Yes, perhaps cockroaches are also aware of death.

But, plants, vegetation, no - I do not think they know this thing "death."

Death is in time and space.  And yet I am of bones and veins, blood and guts and excrement.

So many lies we must keep puffed up as a false reality so that we do not reflect too long on our true natures, the one that has to urinate and deficate, the one that gets tired, exhausted, overwhelmed - the animal creature Thing.  As I said before, I distract myself from these brute facts by trying to focus on getting through the last of a series of texts I've been working through.  It is my own little world, like the shell of a turtle. 

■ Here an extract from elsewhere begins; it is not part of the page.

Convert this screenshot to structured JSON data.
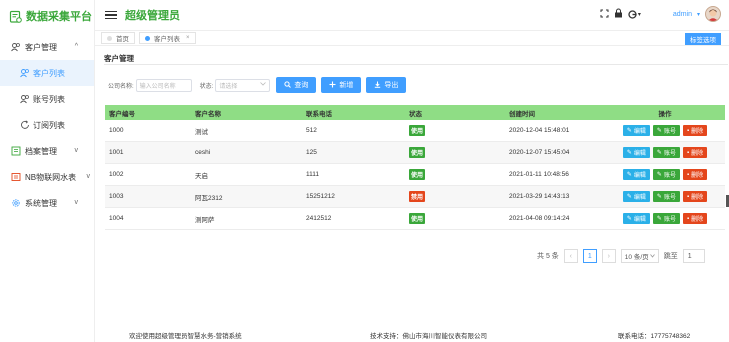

The entire project has taken on a significance like one might find in a story by Poe or Ligotti or even Lovecraft, where I, the protagonist, have ventured so deeply into the roots and structure of pure mathematics, discovering a secret delight in going over ever-so-meticulously those texts from high school that I had once blamed for my nervous breakdown, that I have been able to cement a kind of parallel-universe reality, where I am able to take certain ideas seriously which most people I come in contact with find useless if not annoying and boring - this is the hum-drum thread holding my entire life together.  I even leave little comments that certain exercises are "mechanical" or "dull" or "boring," noting specifically where Schopenhauer might use the term "drudgery," where he suggests, in the 1800's, creating a machine to perform the task as it is pure tedium for the sentient human consciousness.  I suppose some of his contemporaries were tinkering with such machinery, as the ancients have been doing for eons I imagine.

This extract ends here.